Editorial

End of an era

'Like his brother Mark and other members of the Leibler family, communal service was a way of life for Isi. We wish his loved ones long life'.

Isi Leibler with then-prime minister Bob Hawke,
who supported Leibler’s campaign to
free Soviet Jews during the 1980s.
Isi Leibler with then-prime minister Bob Hawke, who supported Leibler’s campaign to free Soviet Jews during the 1980s.

ISI Leibler, the child refugee whose family made Australia their home on the eve of the Holocaust later walked with presidents and prime ministers. He passed away in Israel this week, and it’s fair to say we’ll never see his like again.

A president of the Victorian Jewish Board of Deputies (now the Jewish Community Council of Victoria), a four-term president of the Executive Council of Australian Jewry, and a vice-president of the World Jewish Congress, he was often urgent, passionate, even abrasive.
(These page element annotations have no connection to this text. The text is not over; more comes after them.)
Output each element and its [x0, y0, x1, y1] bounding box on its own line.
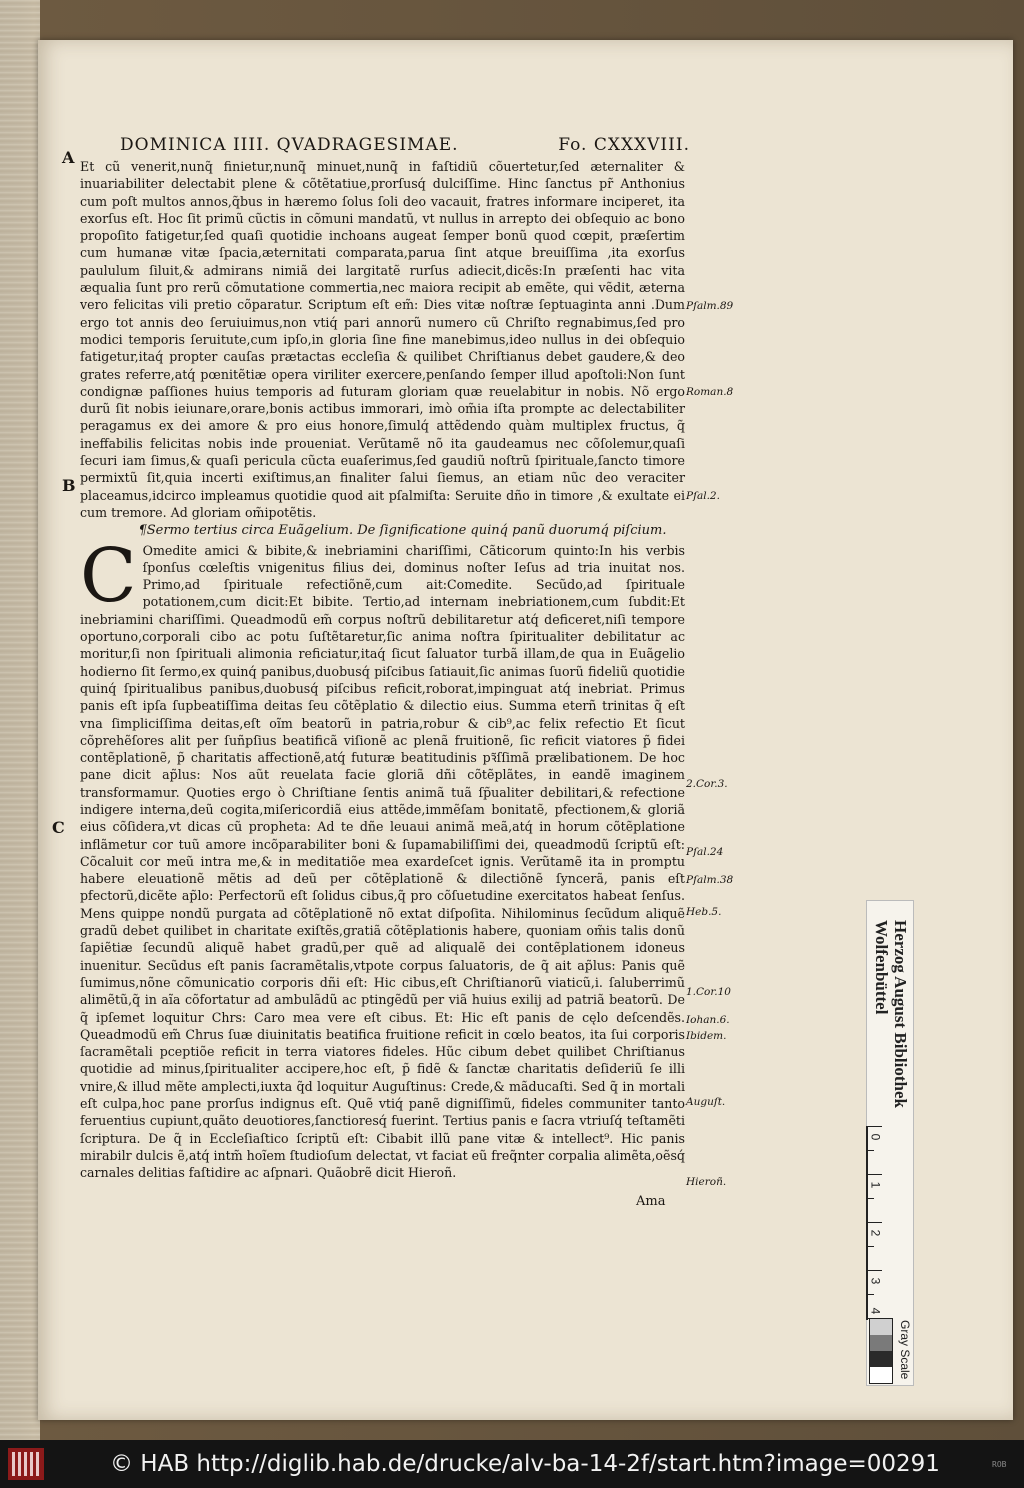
ruler-tick: [868, 1246, 874, 1247]
marginal-note: Pſalm.38: [686, 874, 734, 886]
gray-swatch: [870, 1367, 892, 1383]
ruler-tick: [868, 1150, 874, 1151]
copyright-link[interactable]: © HAB http://diglib.hab.de/drucke/alv-ba-14-2f/start.htm?image=00291: [110, 1451, 940, 1477]
gray-swatch: [870, 1335, 892, 1351]
ruler-label: 2: [868, 1229, 883, 1237]
ruler-label: 1: [868, 1181, 883, 1189]
gray-swatch: [870, 1319, 892, 1335]
ruler-tick: [868, 1198, 874, 1199]
running-head: DOMINICA IIII. QVADRAGESIMAE.: [120, 135, 459, 155]
sermon-heading: ¶Sermo tertius circa Euãgelium. De ſignificatione quinq́ panũ duorumq́ piſcium.: [138, 523, 667, 539]
ruler-tick: [868, 1126, 882, 1127]
folio-number: Fo. CXXXVIII.: [558, 135, 690, 155]
gray-swatch: [870, 1351, 892, 1367]
paragraph-1: Et cũ venerit,nunq̃ finietur,nunq̃ minuet,nunq̃ in faſtidiũ cõuertetur,ſed æternaliter & inuariabiliter delectabit plene & cõtẽtatiue,prorſusq́ dulciſſime. Hinc ſanctus pr̃ Anthonius cum poſt multos annos,q̃bus in hæremo ſolus ſoli deo vacauit, fratres informare inciperet, ita exorſus eſt. Hoc ſit primũ cũctis in cõmuni mandatũ, vt nullus in arrepto dei obſequio ac bono propoſito fatigetur,ſed quaſi quotidie inchoans augeat ſemper bonũ quod cœpit, præſertim cum humanæ vitæ ſpacia,æternitati comparata,parua ſint atque breuiſſima ,ita exorſus paululum ſiluit,& admirans nimiã dei largitatẽ rurſus adiecit,dicẽs:In præſenti hac vita æqualia ſunt pro rerũ cõmutatione commertia,nec maiora recipit ab emẽte, qui vẽdit, æterna vero felicitas vili pretio cõparatur. Scriptum eſt em̃: Dies vitæ noſtræ ſeptuaginta anni .Dum ergo tot annis deo ſeruiuimus,non vtiq́ pari annorũ numero cũ Chriſto regnabimus,ſed pro modici temporis ſeruitute,cum ipſo,in gloria ſine fine manebimus,ideo nullus in dei obſequio fatigetur,itaq́ propter cauſas prætactas eccleſia & quilibet Chriſtianus debet gaudere,& deo grates referre,atq́ pœnitẽtiæ opera viriliter exercere,penſando ſemper illud apoſtoli:Non ſunt condignæ paſſiones huius temporis ad futuram gloriam quæ reuelabitur in nobis. Nõ ergo durũ ſit nobis ieiunare,orare,bonis actibus immorari, imò om̃ia iſta prompte ac delectabiliter peragamus ex dei amore & pro eius honore,ſimulq́ attẽdendo quàm multiplex fructus, q̃ ineffabilis felicitas nobis inde proueniat. Verũtamẽ nõ ita gaudeamus nec cõſolemur,quaſi ſecuri iam ſimus,& quaſi pericula cũcta euaſerimus,ſed gaudiũ noſtrũ ſpirituale,ſancto timore permixtũ ſit,quia incerti exiſtimus,an finaliter ſalui ſiemus, an etiam nũc deo veraciter placeamus,idcirco impleamus quotidie quod ait pſalmiſta: Seruite dño in timore ,& exultate ei cum tremore. Ad gloriam om̃ipotẽtis.: [80, 159, 685, 520]
section-marker-b: B: [62, 476, 76, 495]
library-name-line-1: Herzog August Bibliothek: [891, 920, 910, 1108]
marginal-note: Ibidem.: [686, 1030, 727, 1042]
ruler-tick: [868, 1222, 882, 1223]
paragraph-2: [80, 532, 685, 1182]
gray-scale-swatches: [869, 1318, 893, 1384]
marginal-note: Auguſt.: [686, 1096, 726, 1108]
paragraph-2-text: Omedite amici & bibite,& inebriamini chariſſimi, Cãticorum quinto:In his verbis ſponſus cœleſtis vnigenitus filius dei, dominus noſter Ieſus ad tria inuitat nos. Primo,ad ſpirituale refectiõnẽ,cum ait:Comedite. Secũdo,ad ſpirituale potationem,cum dicit:Et bibite. Tertio,ad internam inebriationem,cum ſubdit:Et inebriamini chariſſimi. Queadmodũ em̃ corpus noſtrũ debilitaretur atq́ deficeret,niſi tempore oportuno,corporali cibo ac potu ſuſtẽtaretur,ſic anima noſtra ſpiritualiter debilitatur ac moritur,ſi non ſpirituali alimonia reficiatur,itaq́ ſicut ſaluator turbã illam,de qua in Euãgelio hodierno ſit ſermo,ex quinq́ panibus,duobusq́ piſcibus ſatiauit,ſic animas ſuorũ fideliũ quotidie quinq́ ſpiritualibus panibus,duobusq́ piſcibus reficit,roborat,impinguat atq́ inebriat. Primus panis eſt ipſa ſupbeatiſſima deitas ſeu cõtẽplatio & dilectio eius. Summa eterñ trinitas q̃ eſt vna ſimpliciſſima deitas,eſt oĩm beatorũ in patria,robur & cib⁹,ac felix refectio Et ſicut cõprehẽſores alit per ſuñpſius beatificã viſionẽ ac plenã fruitionẽ, ſic reficit viatores p̃ fidei contẽplationẽ, p̃ charitatis affectionẽ,atq́ futuræ beatitudinis pꝛ̃ſſimã prælibationem. De hoc pane dicit ap̃lus: Nos aũt reuelata facie gloriã dñi cõtẽplãtes, in eandẽ imaginem transformamur. Quoties ergo ò Chriſtiane ſentis animã tuã ſp̃ualiter debilitari,& refectione indigere interna,deũ cogita,miſericordiã eius attẽde,immẽſam bonitatẽ, pfectionem,& gloriã eius cõſidera,vt dicas cũ propheta: Ad te dñe leuaui animã meã,atq́ in horum cõtẽplatione inflãmetur cor tuũ amore incõparabiliter boni & ſupamabiliſſimi dei, queadmodũ ſcriptũ eſt: Cõcaluit cor meũ intra me,& in meditatiõe mea exardeſcet ignis. Verũtamẽ ita in promptu habere eleuationẽ mẽtis ad deũ per cõtẽplationẽ & dilectiõnẽ ſyncerã, panis eſt pfectorũ,dicẽte ap̃lo: Perfectorũ eſt ſolidus cibus,q̃ pro cõſuetudine exercitatos habeat ſenſus. Mens quippe nondũ purgata ad cõtẽplationẽ nõ extat diſpoſita. Nihilominus ſecũdum aliquẽ gradũ debet quilibet in charitate exiſtẽs,gratiã cõtẽplationis habere, quoniam om̃is talis donũ ſapiẽtiæ ſecundũ aliquẽ habet gradũ,per quẽ ad aliqualẽ dei contẽplationem idoneus inuenitur. Secũdus eſt panis ſacramẽtalis,vtpote corpus ſaluatoris, de q̃ ait ap̃lus: Panis quẽ ſumimus,nõne cõmunicatio corporis dñi eſt: Hic cibus,eſt Chriſtianorũ viaticũ,i. ſaluberrimũ alimẽtũ,q̃ in aĩa cõfortatur ad ambulãdũ ac ptingẽdũ per viã huius exilij ad patriã beatorũ. De q̃ ipſemet loquitur Chrs: Caro mea vere eſt cibus. Et: Hic eſt panis de cęlo deſcendẽs. Queadmodũ em̃ Chrus ſuæ diuinitatis beatifica fruitione reficit in cœlo beatos, ita ſui corporis ſacramẽtali pceptiõe reficit in terra viatores fideles. Hũc cibum debet quilibet Chriſtianus quotidie ad minus,ſpiritualiter accipere,hoc eſt, p̃ fidẽ & ſanctæ charitatis deſideriũ ſe illi vnire,& illud mẽte amplecti,iuxta q̃d loquitur Auguſtinus: Crede,& mãducaſti. Sed q̃ in mortali eſt culpa,hoc pane prorſus indignus eſt. Quẽ vtiq́ panẽ digniſſimũ, fideles communiter tanto feruentius cupiunt,quãto deuotiores,ſanctioresq́ fuerint. Tertius panis e ſacra vtriuſq́ teſtamẽti ſcriptura. De q̃ in Eccleſiaſtico ſcriptũ eſt: Cibabit illũ pane vitæ & intellect⁹. Hic panis mirabilr dulcis ẽ,atq́ intm̃ hoĩem ſtudioſum delectat, vt faciat eũ freq̃nter corpalia alimẽta,oẽsq́ carnales delitias faſtidire ac aſpnari. Quãobrẽ dicit Hieroñ.: [80, 542, 685, 1181]
marginal-note: Heb.5.: [686, 906, 722, 918]
catchword: Ama: [636, 1194, 666, 1209]
hab-logo-icon: [8, 1448, 44, 1480]
ruler-label: 3: [868, 1277, 883, 1285]
scale-ruler: [866, 1126, 890, 1320]
marginal-note: Hieroñ.: [686, 1176, 727, 1188]
main-text-block: [80, 158, 685, 1182]
marginal-note: Pſalm.89: [686, 300, 734, 312]
marginal-note: Pſal.24: [686, 846, 724, 858]
adjacent-page-edge: [0, 0, 40, 1440]
library-name-line-2: Wolfenbüttel: [872, 920, 891, 1015]
ruler-tick: [868, 1174, 882, 1175]
ruler-label: 4: [868, 1307, 883, 1315]
ruler-tick: [868, 1294, 874, 1295]
drop-cap: C: [80, 532, 137, 619]
marginal-note: 1.Cor.10: [686, 986, 731, 998]
marginal-note: 2.Cor.3.: [686, 778, 728, 790]
footer-mark: ROB: [992, 1460, 1007, 1469]
ruler-label: 0: [868, 1133, 883, 1141]
marginal-note: Iohan.6.: [686, 1014, 730, 1026]
gray-scale-label: Gray Scale: [898, 1320, 912, 1380]
section-marker-c: C: [52, 818, 65, 837]
ruler-tick: [868, 1270, 882, 1271]
page-header: [120, 135, 690, 155]
section-marker-a: A: [62, 148, 75, 167]
marginal-note: Pſal.2.: [686, 490, 720, 502]
marginal-note: Roman.8: [686, 386, 734, 398]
It was his way of operating, his style of impressing on the world the need to combat antisemitism, to support Israel’s security, and famously to help free Jews imprisoned within the Soviet Union for openly supporting Israel and Zionism.

Leibler was of a generation of Jewish communal builders. He was a tireless volunteer with a deep commitment to his work and high expectations of all those who worked with him.

He figuratively raised the chins of a downtrodden cohort – Jewish arrivals on these shores after the Holocaust, many of whom had not been as fortunate as he was to escape before the walls closed in.

Timid in their antipodean surroundings, many halting in their English, they were drawn to community events at which Leibler spoke in articulate English, a university education to his credit, and with fire in his belly. His message was: be proud to be Jewish in Australia, be proud to be associated with a reborn Israel.

Antisemitism had to be fought, Israel had to be defended, and Soviet Jewry, imprisoned in remote gulags or demoralised in the apartments of Moscow and Leningrad, had to be freed to start new lives, hopefully in Israel.

Along the way, he cultivated powerful friendships. He founded a large travel business and was an intrepid globetrotter. But he never forgot his Mizrachi community in Melbourne, where he grew up in the Bnei Akiva Zionist youth movement. In his latter years, he walked the walk to Israel, where his Jerusalem home became the nerve centre of his engagement as a commentator on Jewish affairs.

Like his brother Mark and other members of the Leibler family, communal service was a way of life for Isi.

We wish his loved ones long life. Baruch dayan emet.